Clairville, quieter now, was thinking.
"Did some one sing to me about cats as I lay there on my bed?"
Madame reddened.
"Yes, m'sieu—it was I who made a song about the 'Cats of Clairville'.
To amuse myself only, m'sieu, I often do like that."
He looked at her, then down at his speckled, bony hands.
"We are both mad, I think," he said in the most matter-of-fact way, "but you, of course, more so than I am. Well, to-day I have walked in here. To-morrow I shall walk all over this house, and next week, madame, next week I shall walk to the village—well, half-way. Some day I may even go to church. Oh—you shall see, you shall see!"
And with that, natural fatigue, engendered by the wholly unusual exercise intervened; his nurse moved a sofa into the hall, and there he slept for many hours, while she routed out his room as well as she could; his physical recovery from that day was miraculously rapid, and in a fortnight he was as quick and light upon his feet and as much given to the open air and walking as he had been previously doggedly convinced that he could not use his legs and that the least breath or whiff of fresh air would destroy him. So much for the after-effects of the "Pic" and the sweet uses of adversity.
The fine November days that followed were the days that Canada can give in wonderful perfection—when the thick canopy of leaves has been caught up, shrivelled, and disappeared, when a great expanse of sky, forest and river lies before the enraptured vision, with every twig and branch, every stump and hollow in the ground, every undulation and hillock of withered grass, showing as clearly cut and sharply defined as in winter, while the air is frequently warmer than in June and a singular mellow haze fills all the forest paths. Now can be closely seen the different forms of the trees, each trunk and each limb no less interesting than the brilliant foliage which lately enveloped them; the abandoned nests are bare, some on the ground transfixed between the bushes, or pendant from the branches of tall trees. The evergreens of various kinds supply the note of colour which alone gives hope and promises relief from neutral brown and grey, and underneath what once was a leafy forest arcade are all the roots of spring—the spotted erythronium, the hepatica, the delicate uvularia, the starry trientalis. Through such spacious aisles and along such paths of promise Henry Clairville walked every day while the fine weather lasted, wearing the ancient suit and the black skull-cap, and often attended as far as Lac Calvaire by the white peacock and two cats, and always watched from window or door by the faithful Mme. Poussette. Fear of contagion kept the Archambaults away, all save Antoine, who, constituting himself a bodyguard for Pauline in the village, took messages to and fro the Manor House.
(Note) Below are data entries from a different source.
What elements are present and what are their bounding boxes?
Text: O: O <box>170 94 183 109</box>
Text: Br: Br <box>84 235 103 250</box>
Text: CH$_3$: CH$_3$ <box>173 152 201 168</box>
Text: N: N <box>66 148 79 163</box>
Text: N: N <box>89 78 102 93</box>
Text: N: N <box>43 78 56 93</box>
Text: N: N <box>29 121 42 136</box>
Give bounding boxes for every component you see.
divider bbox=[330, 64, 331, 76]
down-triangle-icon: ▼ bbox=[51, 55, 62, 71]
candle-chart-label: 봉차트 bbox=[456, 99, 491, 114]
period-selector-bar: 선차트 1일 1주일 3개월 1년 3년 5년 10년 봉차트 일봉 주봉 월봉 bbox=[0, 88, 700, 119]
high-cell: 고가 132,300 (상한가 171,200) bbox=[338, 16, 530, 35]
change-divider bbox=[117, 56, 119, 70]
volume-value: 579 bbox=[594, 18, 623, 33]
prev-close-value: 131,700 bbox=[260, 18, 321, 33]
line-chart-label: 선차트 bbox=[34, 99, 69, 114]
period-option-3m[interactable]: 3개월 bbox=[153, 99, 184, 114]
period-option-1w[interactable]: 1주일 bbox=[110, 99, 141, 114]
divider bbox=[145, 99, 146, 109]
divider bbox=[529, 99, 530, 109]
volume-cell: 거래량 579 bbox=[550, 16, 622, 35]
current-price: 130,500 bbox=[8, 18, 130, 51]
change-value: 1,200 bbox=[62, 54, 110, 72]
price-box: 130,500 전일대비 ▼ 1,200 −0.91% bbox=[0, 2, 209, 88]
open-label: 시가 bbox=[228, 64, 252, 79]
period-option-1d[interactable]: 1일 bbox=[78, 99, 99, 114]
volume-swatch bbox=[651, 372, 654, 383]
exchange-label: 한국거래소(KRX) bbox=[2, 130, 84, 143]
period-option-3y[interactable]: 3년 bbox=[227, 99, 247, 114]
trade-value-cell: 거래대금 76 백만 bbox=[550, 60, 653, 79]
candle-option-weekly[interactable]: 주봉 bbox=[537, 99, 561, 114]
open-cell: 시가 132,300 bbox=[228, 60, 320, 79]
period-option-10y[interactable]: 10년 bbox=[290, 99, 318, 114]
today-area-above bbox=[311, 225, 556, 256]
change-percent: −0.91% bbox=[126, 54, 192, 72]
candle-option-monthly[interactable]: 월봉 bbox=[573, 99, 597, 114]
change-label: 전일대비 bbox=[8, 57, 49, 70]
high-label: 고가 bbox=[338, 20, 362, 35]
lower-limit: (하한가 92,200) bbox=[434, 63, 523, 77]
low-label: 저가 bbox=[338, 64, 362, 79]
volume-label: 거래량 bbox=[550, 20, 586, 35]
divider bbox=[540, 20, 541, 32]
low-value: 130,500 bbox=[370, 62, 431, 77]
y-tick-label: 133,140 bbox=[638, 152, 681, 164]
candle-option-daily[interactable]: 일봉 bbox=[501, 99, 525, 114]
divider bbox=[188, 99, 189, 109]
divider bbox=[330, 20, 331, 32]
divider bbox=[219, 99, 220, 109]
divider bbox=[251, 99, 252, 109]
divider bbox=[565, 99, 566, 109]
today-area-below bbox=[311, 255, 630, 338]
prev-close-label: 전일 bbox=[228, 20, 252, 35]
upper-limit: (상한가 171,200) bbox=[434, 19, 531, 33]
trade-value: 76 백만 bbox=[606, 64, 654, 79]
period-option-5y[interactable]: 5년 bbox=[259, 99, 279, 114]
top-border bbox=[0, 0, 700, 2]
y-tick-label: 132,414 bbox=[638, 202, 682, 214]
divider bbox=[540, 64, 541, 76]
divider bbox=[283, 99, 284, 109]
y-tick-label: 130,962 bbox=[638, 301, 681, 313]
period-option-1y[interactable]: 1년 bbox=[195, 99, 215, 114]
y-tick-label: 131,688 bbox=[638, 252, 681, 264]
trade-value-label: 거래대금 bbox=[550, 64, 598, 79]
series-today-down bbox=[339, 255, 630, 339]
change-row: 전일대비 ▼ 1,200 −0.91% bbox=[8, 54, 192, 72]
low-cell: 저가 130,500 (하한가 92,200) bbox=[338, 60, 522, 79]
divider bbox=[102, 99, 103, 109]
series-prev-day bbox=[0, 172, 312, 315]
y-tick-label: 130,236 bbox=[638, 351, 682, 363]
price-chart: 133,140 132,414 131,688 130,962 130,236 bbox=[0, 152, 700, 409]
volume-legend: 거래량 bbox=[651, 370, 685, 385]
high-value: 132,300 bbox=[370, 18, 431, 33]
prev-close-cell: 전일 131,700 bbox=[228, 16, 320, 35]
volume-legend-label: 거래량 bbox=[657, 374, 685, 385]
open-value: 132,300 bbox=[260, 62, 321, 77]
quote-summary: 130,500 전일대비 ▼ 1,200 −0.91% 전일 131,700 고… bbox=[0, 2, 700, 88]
When M. Clairville had seen the stores and provisions in his cellar, sufficient, with a few additions, for the entire winter months at least, he demanded of madame if she would remain with him and manage his house, and the poor woman assented with delight. Poussette did not want her; she had no place in the world, no ties; only occasionally was she required to nurse sick people in the village; here was a comfortable remote haven where she might be of use, busied in exercising those faculties remaining to her, which at Poussette's were rotting and rusting away. She remained therefore, to cook and wait upon him; a new existence sprang up for both, and it was when this sort of thing had lasted for a month that the parish priest, Father Rielle, thought it his duty to call.